And just like that, we’re in a new year.
I’m kind of at a crossroads this year, as I’ve alluded to in previous posts. Writing a book takes up so much time, and there are so many projects in the wings that I would like to be working on. Just off the top of my head I can think of three or four books that I have partially outlined and begun research on. Only one of those will get written this year, if I’m lucky. I don’t have any specific contractual obligations to guide me as to which one I should pick.
Last year I wrote two novellas and rewrote part of a novel. You can estimate that I probably wrote about 60-75 thousand words in that process, not counting my blog time, etc. That is barely a book. Really in speculative fiction I need about 90,000 words to make a book, at least. So you can see, easily, that writing a book is a minimum of a one year commitment. That’s assuming I work on nothing else, which is not how writing works. There’s still editing and submissions and everything else.
So, with all that said, I wanted to be very intentional about my goals this year.
1. Focus on my edits and submissions
I have written a lot of stuff, and some of it is very good, and some of it I have self-published. But I have realized after five years as a self-published author that my writing speed and my lifestyle mean that I’m probably better suited to being a traditionally published author, or at least a mix of the two.

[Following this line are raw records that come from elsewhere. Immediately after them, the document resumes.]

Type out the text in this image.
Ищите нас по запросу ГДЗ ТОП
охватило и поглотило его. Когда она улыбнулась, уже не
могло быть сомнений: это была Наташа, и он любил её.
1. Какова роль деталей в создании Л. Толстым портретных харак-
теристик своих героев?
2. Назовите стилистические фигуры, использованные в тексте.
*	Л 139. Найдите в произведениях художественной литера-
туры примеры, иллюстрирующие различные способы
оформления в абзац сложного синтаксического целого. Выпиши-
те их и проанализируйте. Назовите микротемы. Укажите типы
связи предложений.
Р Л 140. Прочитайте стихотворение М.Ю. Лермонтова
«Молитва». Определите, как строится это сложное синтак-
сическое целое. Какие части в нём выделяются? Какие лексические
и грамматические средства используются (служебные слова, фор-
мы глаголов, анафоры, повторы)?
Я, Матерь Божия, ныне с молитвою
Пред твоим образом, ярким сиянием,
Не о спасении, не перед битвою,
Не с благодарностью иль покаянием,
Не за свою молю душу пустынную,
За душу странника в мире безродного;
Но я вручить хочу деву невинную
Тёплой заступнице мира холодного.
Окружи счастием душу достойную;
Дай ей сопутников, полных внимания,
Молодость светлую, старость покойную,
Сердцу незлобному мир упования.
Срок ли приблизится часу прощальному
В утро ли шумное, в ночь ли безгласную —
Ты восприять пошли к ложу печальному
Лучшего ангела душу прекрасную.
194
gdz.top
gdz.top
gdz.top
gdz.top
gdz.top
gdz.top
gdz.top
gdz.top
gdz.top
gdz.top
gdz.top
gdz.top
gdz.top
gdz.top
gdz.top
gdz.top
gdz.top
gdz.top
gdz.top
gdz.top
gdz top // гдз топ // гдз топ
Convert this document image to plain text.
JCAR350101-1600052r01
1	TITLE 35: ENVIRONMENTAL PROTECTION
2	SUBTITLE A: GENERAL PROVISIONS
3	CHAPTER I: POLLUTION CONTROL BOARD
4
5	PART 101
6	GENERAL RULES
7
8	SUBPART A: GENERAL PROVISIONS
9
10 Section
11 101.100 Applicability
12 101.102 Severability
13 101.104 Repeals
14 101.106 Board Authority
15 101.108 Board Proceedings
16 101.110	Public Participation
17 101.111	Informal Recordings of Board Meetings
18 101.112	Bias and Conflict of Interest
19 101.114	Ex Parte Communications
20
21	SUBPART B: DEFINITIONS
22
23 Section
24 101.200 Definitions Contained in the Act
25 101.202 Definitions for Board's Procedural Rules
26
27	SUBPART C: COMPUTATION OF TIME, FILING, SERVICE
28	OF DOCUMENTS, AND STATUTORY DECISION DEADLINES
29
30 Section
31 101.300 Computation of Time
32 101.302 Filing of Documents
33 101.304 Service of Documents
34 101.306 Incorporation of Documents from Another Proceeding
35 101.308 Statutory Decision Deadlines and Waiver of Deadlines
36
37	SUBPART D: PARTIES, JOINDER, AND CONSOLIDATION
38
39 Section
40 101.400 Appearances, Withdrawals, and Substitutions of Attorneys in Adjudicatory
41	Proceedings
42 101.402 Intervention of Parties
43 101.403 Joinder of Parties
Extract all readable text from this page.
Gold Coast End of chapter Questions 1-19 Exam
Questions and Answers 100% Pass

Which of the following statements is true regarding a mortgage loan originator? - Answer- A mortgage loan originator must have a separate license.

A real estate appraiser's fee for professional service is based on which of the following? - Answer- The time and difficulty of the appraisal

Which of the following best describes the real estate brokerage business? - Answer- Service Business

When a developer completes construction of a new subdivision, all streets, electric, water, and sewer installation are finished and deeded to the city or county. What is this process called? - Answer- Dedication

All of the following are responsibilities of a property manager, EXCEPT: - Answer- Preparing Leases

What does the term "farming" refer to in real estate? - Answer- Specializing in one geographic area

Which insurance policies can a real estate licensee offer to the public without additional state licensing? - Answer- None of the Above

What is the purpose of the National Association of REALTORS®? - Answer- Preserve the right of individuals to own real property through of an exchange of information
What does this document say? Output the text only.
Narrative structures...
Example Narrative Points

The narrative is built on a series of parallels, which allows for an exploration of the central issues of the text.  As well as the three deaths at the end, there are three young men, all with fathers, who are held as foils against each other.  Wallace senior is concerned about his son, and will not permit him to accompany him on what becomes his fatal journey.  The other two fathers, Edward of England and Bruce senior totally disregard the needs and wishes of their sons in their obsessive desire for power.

I can’t keep writing things and not putting them out there, not trying to move towards that eventual goal. So while I will be writing new work this year, my number one goal will be to improve some of my existing stories and submit them to agents and publishers and magazines. Accordingly, I want to accrue fifty rejections or an acceptance by the end of the year. That’s a little under one per week, so I’m going to have to work hard.
2. Give myself permission to work on something new
There is nothing more frustrating than having to pick from amongst these ideas clamoring in my head. I want the time to do them all. I want to be able to write you so many books, so many worlds. But I only have so much time – a few hours of the week that I snatch greedily for my work. That’s all I have.
So this year I am going to pick the story that’s been shouting the loudest, and go for it. I’m not going to think about the market or if I can sell it. I’m just going to do it. I’m going to write the story I hope I can get out before I die, every time. After that, we’ll see. So my goal is to have a new project picked out soon. Once that happens, I hope to write 30,000 words on it before the end of the year.
3. Continue my Patreon
For self-publishing projects, I have my Patreon, and I plan to keep that up. It’s been a somewhat stable source of income, unlike most of my other work, and I would like to see it grow. Unfortunately, there’s little I can do to control the growth of pledges besides talking about my Patreon, so the goal here is to talk about my Patreon projects regularly. This means at least once a week there should be something up on Twitter or Instagram about Patreon. I’m already doing some of this, so the goal will be to keep it up.
This year already feels like a trust-fall exercise. Accordingly, I’m going to reassess these goals a few months in and see how I feel. If things feel comfortable, or the right kind of scary, I’ll leave things where they are. But if I feel like I need more definition, I’ll address it then. You may see me in April totally redefining everything here. I give myself permission to do that, if that’s what is needed.
I want to keep making lovely stories for you, but I also want to write for myself. And that means I have some hard choices I need to make about where I see myself. Thanks in advance for supporting me in this process.